Their long association had been mutually beneficial in other ways as well. It had made Storm a rich man, one with a contact list of friends and sources that was even more invaluable than all the money he had amassed. And the missions that Storm had been able to complete — often against impossible odds — had been an invaluable boost to Jones’s career.
And yet there was always tension between the men. Jones knew he could never fully command Storm, who prioritized many things — his own moral code, his sense of patriotism, the welfare of his friends and family — over his orders from Jones.

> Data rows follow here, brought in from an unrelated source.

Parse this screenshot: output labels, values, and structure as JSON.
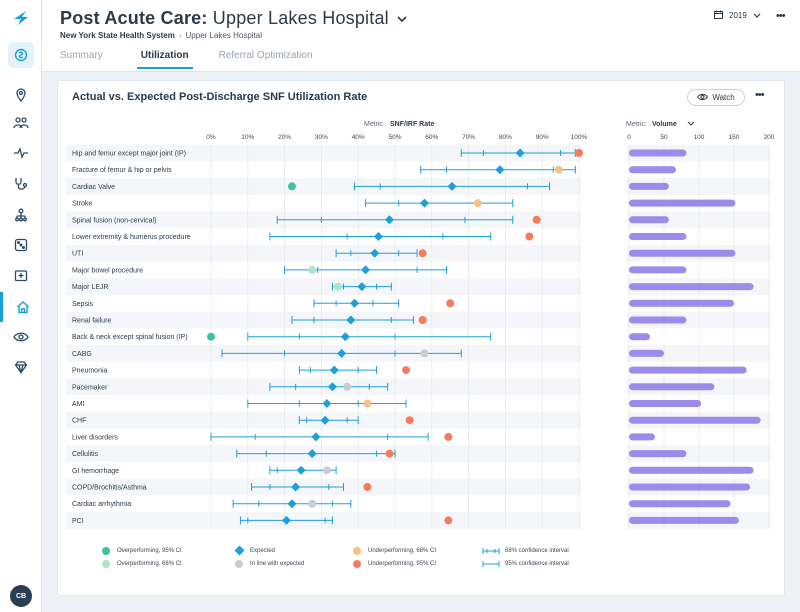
{
  "app": {
    "title_bold": "Post Acute Care:",
    "title_rest": "Upper Lakes Hospital",
    "breadcrumb": {
      "parent": "New York State Health System",
      "current": "Upper Lakes Hospital"
    },
    "year": "2019",
    "tabs": [
      "Summary",
      "Utilization",
      "Referral Optimization"
    ],
    "active_tab": "Utilization",
    "user_initials": "CB"
  },
  "sidebar": {
    "icons": [
      "app-switch-icon",
      "location-icon",
      "people-icon",
      "vitals-icon",
      "stethoscope-icon",
      "hierarchy-icon",
      "dice-icon",
      "hospital-icon",
      "home-icon",
      "eye-icon",
      "diamond-icon"
    ],
    "active": "home-icon"
  },
  "card": {
    "title": "Actual vs. Expected Post-Discharge SNF Utilization Rate",
    "watch_label": "Watch"
  },
  "colors": {
    "expected": "#1e9fd8",
    "over95": "#3cc3a0",
    "over68": "#a9e8c6",
    "inline": "#c8cdd2",
    "under68": "#f8c084",
    "under95": "#f47c5c",
    "bar": "#9b8cec"
  },
  "chart_data": [
    {
      "type": "scatter",
      "title": "Actual vs. Expected Post-Discharge SNF Utilization Rate",
      "metric_label": "Metric:",
      "metric_value": "SNF/IRF Rate",
      "xlim": [
        0,
        100
      ],
      "x_ticks": [
        0,
        10,
        20,
        30,
        40,
        50,
        60,
        70,
        80,
        90,
        100
      ],
      "x_tick_labels": [
        "0%",
        "10%",
        "20%",
        "30%",
        "40%",
        "50%",
        "60%",
        "70%",
        "80%",
        "90%",
        "100%"
      ],
      "categories": [
        "Hip and femur except major joint (IP)",
        "Fracture of femur & hip or pelvis",
        "Cardiac Valve",
        "Stroke",
        "Spinal fusion (non-cervical)",
        "Lower extremity & humerus procedure",
        "UTI",
        "Major bowel procedure",
        "Major LEJR",
        "Sepsis",
        "Renal failure",
        "Back & neck except spinal fusion (IP)",
        "CABG",
        "Pneumonia",
        "Pacemaker",
        "AMI",
        "CHF",
        "Liver disorders",
        "Cellulitis",
        "GI hemorrhage",
        "COPD/Brochitis/Asthma",
        "Cardiac arrhythmia",
        "PCI"
      ],
      "expected": [
        84,
        78.5,
        65.5,
        58,
        48.5,
        45.5,
        44.5,
        42,
        41,
        39,
        38,
        36.5,
        35.5,
        33.5,
        33,
        31.5,
        31,
        28.5,
        27.5,
        24.5,
        23,
        22,
        20.5
      ],
      "ci68": [
        [
          74,
          95
        ],
        [
          64,
          93
        ],
        [
          46,
          86
        ],
        [
          51,
          73
        ],
        [
          30,
          69
        ],
        [
          37,
          63
        ],
        [
          38,
          51
        ],
        [
          29,
          56
        ],
        [
          36,
          45
        ],
        [
          34,
          44
        ],
        [
          28,
          49
        ],
        [
          24,
          50
        ],
        [
          20,
          50
        ],
        [
          27,
          40
        ],
        [
          23,
          43
        ],
        [
          24,
          40
        ],
        [
          26,
          37
        ],
        [
          12,
          48
        ],
        [
          15,
          45
        ],
        [
          18,
          32
        ],
        [
          16,
          32
        ],
        [
          13,
          33
        ],
        [
          10,
          31
        ]
      ],
      "ci95": [
        [
          68,
          99
        ],
        [
          57,
          99
        ],
        [
          39,
          92
        ],
        [
          42,
          82
        ],
        [
          18,
          82
        ],
        [
          16,
          76
        ],
        [
          34,
          56
        ],
        [
          20,
          64
        ],
        [
          33,
          49
        ],
        [
          28,
          51
        ],
        [
          22,
          55
        ],
        [
          10,
          76
        ],
        [
          3,
          68
        ],
        [
          24,
          45
        ],
        [
          16,
          48
        ],
        [
          10,
          53
        ],
        [
          24,
          40
        ],
        [
          0,
          59
        ],
        [
          7,
          50
        ],
        [
          16,
          34
        ],
        [
          11,
          36
        ],
        [
          6,
          38
        ],
        [
          8,
          33
        ]
      ],
      "actual": [
        100,
        94.5,
        22,
        72.5,
        88.5,
        86.5,
        57.5,
        27.5,
        34.5,
        65,
        57.5,
        0,
        58,
        53,
        37,
        42.5,
        54,
        64.5,
        48.5,
        31.5,
        42.5,
        27.5,
        64.5
      ],
      "status": [
        "under95",
        "under68",
        "over95",
        "under68",
        "under95",
        "under95",
        "under95",
        "over68",
        "over68",
        "under95",
        "under95",
        "over95",
        "inline",
        "under95",
        "inline",
        "under68",
        "under95",
        "under95",
        "under95",
        "inline",
        "under95",
        "inline",
        "under95"
      ],
      "legend": [
        {
          "key": "over95",
          "label": "Overperforming, 95% CI"
        },
        {
          "key": "over68",
          "label": "Overperforming, 68% CI"
        },
        {
          "key": "expected",
          "label": "Expected"
        },
        {
          "key": "inline",
          "label": "In line with expected"
        },
        {
          "key": "under68",
          "label": "Underperforming, 68% CI"
        },
        {
          "key": "under95",
          "label": "Underperforming, 95% CI"
        },
        {
          "key": "ci68",
          "label": "68% confidence interval"
        },
        {
          "key": "ci95",
          "label": "95% confidence interval"
        }
      ]
    },
    {
      "type": "bar",
      "orientation": "horizontal",
      "metric_label": "Metric:",
      "metric_value": "Volume",
      "xlim": [
        0,
        200
      ],
      "x_ticks": [
        0,
        50,
        100,
        150,
        200
      ],
      "categories": [
        "Hip and femur except major joint (IP)",
        "Fracture of femur & hip or pelvis",
        "Cardiac Valve",
        "Stroke",
        "Spinal fusion (non-cervical)",
        "Lower extremity & humerus procedure",
        "UTI",
        "Major bowel procedure",
        "Major LEJR",
        "Sepsis",
        "Renal failure",
        "Back & neck except spinal fusion (IP)",
        "CABG",
        "Pneumonia",
        "Pacemaker",
        "AMI",
        "CHF",
        "Liver disorders",
        "Cellulitis",
        "GI hemorrhage",
        "COPD/Brochitis/Asthma",
        "Cardiac arrhythmia",
        "PCI"
      ],
      "values": [
        82,
        67,
        57,
        152,
        57,
        82,
        152,
        82,
        178,
        150,
        82,
        30,
        50,
        168,
        122,
        103,
        188,
        37,
        82,
        178,
        173,
        145,
        157
      ]
    }
  ]
}
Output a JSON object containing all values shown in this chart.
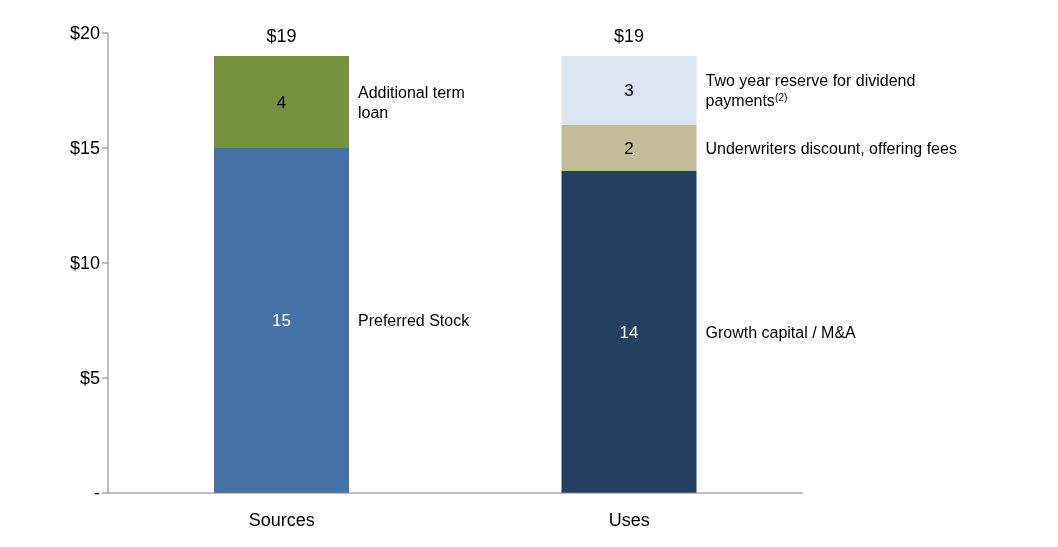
{
  "chart_data": {
    "type": "bar",
    "stacked": true,
    "categories": [
      "Sources",
      "Uses"
    ],
    "series": [
      {
        "name": "Preferred Stock",
        "color": "#4472a6",
        "values": [
          15,
          null
        ]
      },
      {
        "name": "Additional term loan",
        "color": "#77923c",
        "values": [
          4,
          null
        ]
      },
      {
        "name": "Growth capital / M&A",
        "color": "#243f5f",
        "values": [
          null,
          14
        ]
      },
      {
        "name": "Underwriters discount, offering fees",
        "color": "#c4bc97",
        "values": [
          null,
          2
        ]
      },
      {
        "name": "Two year reserve for dividend payments$^{(2)}$",
        "color": "#dce6f2",
        "values": [
          null,
          3
        ]
      }
    ],
    "ylim": [
      0,
      20
    ],
    "yticks": [
      {
        "value": 0,
        "label": "-"
      },
      {
        "value": 5,
        "label": "$5"
      },
      {
        "value": 10,
        "label": "$10"
      },
      {
        "value": 15,
        "label": "$15"
      },
      {
        "value": 20,
        "label": "$20"
      }
    ],
    "data_labels": true,
    "totals": [
      "$19",
      "$19"
    ],
    "grid": false,
    "legend": false
  }
}
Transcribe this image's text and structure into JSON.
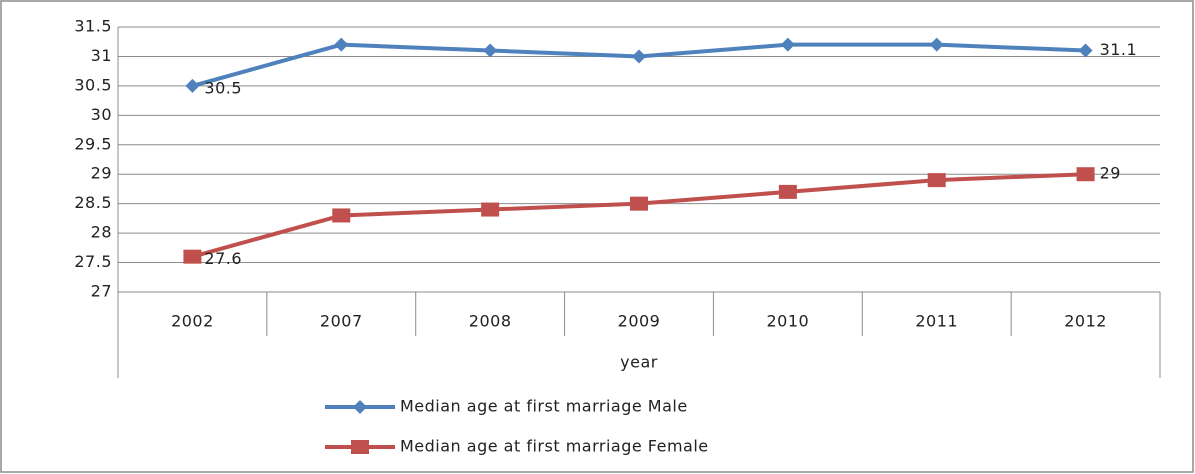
{
  "chart_data": {
    "type": "line",
    "x_label": "year",
    "categories": [
      "2002",
      "2007",
      "2008",
      "2009",
      "2010",
      "2011",
      "2012"
    ],
    "series": [
      {
        "name": "Median age at first marriage Male",
        "color": "#4f81bd",
        "marker": "diamond",
        "values": [
          30.5,
          31.2,
          31.1,
          31.0,
          31.2,
          31.2,
          31.1
        ],
        "value_labels": [
          "30.5",
          null,
          null,
          null,
          null,
          null,
          "31.1"
        ]
      },
      {
        "name": "Median age at first marriage Female",
        "color": "#c0504d",
        "marker": "square",
        "values": [
          27.6,
          28.3,
          28.4,
          28.5,
          28.7,
          28.9,
          29.0
        ],
        "value_labels": [
          "27.6",
          null,
          null,
          null,
          null,
          null,
          "29"
        ]
      }
    ],
    "ylim": [
      27,
      31.5
    ],
    "yticks": [
      27,
      27.5,
      28,
      28.5,
      29,
      29.5,
      30,
      30.5,
      31,
      31.5
    ],
    "grid": true,
    "legend": "bottom"
  }
}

And Storm, likewise, knew where Jones’s loyalties lay. And it wasn’t in their tenuous relationship. For all Storm had helped him achieve, for all the times Jones had deployed substantial resources to save Storm, Jones lacked sentimentality toward him. After a botched mission in Tangier, Morocco, Jones had faked Storm’s death, leading the world to think he had perished for four long years, not caring about the impact it had on Storm’s loved ones. What’s more, Storm knew that if it ever became expedient to have his death become real, Jones wouldn’t hesitate. He would leave Storm bleeding in a river full of piranhas if it benefited CIA goals or Jones’s sometimes-warped ideas about what was best for the country.
“Is he up to speed?” Jones asked, not bothering to immediately acknowledge Storm.
“As up to speed as any of us are at this point, sir,” Bryan said.
“Excellent,” Jones said, finally turning to his protégé. “Do you have a vehicle here?”
“Yes.”
“Great. We’re going to ask you to ditch it for the time being. Where you’re going, you’re not going to be Derrick Storm, and I don’t want you driving some souped-up hot rod, even if it is wrapped in a bland coating.”
“All right. Who am I and where am I going?”
“Not far. To Glen Rock, Pennsylvania.”
“That’s the Flight 76 crash site.”
“Correct. And it’s also where the National Transportation Safety Board has set up its investigation into what took that plane down. The NTSB will take its sweet time figuring it out, following all their policies and procedures and then coming out with a report in a couple of months outlining what they think might have happened. We don’t have a couple of months. I want to know what they know before they know it.”
“Why Flight 76?”
“One, because it’s as good a place to start as any figuring out what happened up there,” Jones said. “Those flatfoots from the FBI allowed this to happen on their turf and we’re going to stick it up their ass by cleaning up the mess for them.
“And, two, because the woman who owns the plane, Ingrid Karlsson, is a friend of mine. She’s been an aide to me and this agency on numerous occasions. She’s asked me for a favor and I don’t want to disappoint her.”
Storm looked for telltale signs of artifice from Jones, even though the man was too cagey to give them with any frequency. Still, Storm knew Jones didn’t do favors without the promise of a significant return. Storm wondered what it was this time — or if he’d ever find out.
There was never just one layer with the Head of Internal Division Enforcement.
“Okay,” Storm said. “And I’m guessing you have a plan for me beyond waltzing into an NTSB-secured crash site and asking them to show me their underwear?”
“Of course,” Jones said. “Follow me.”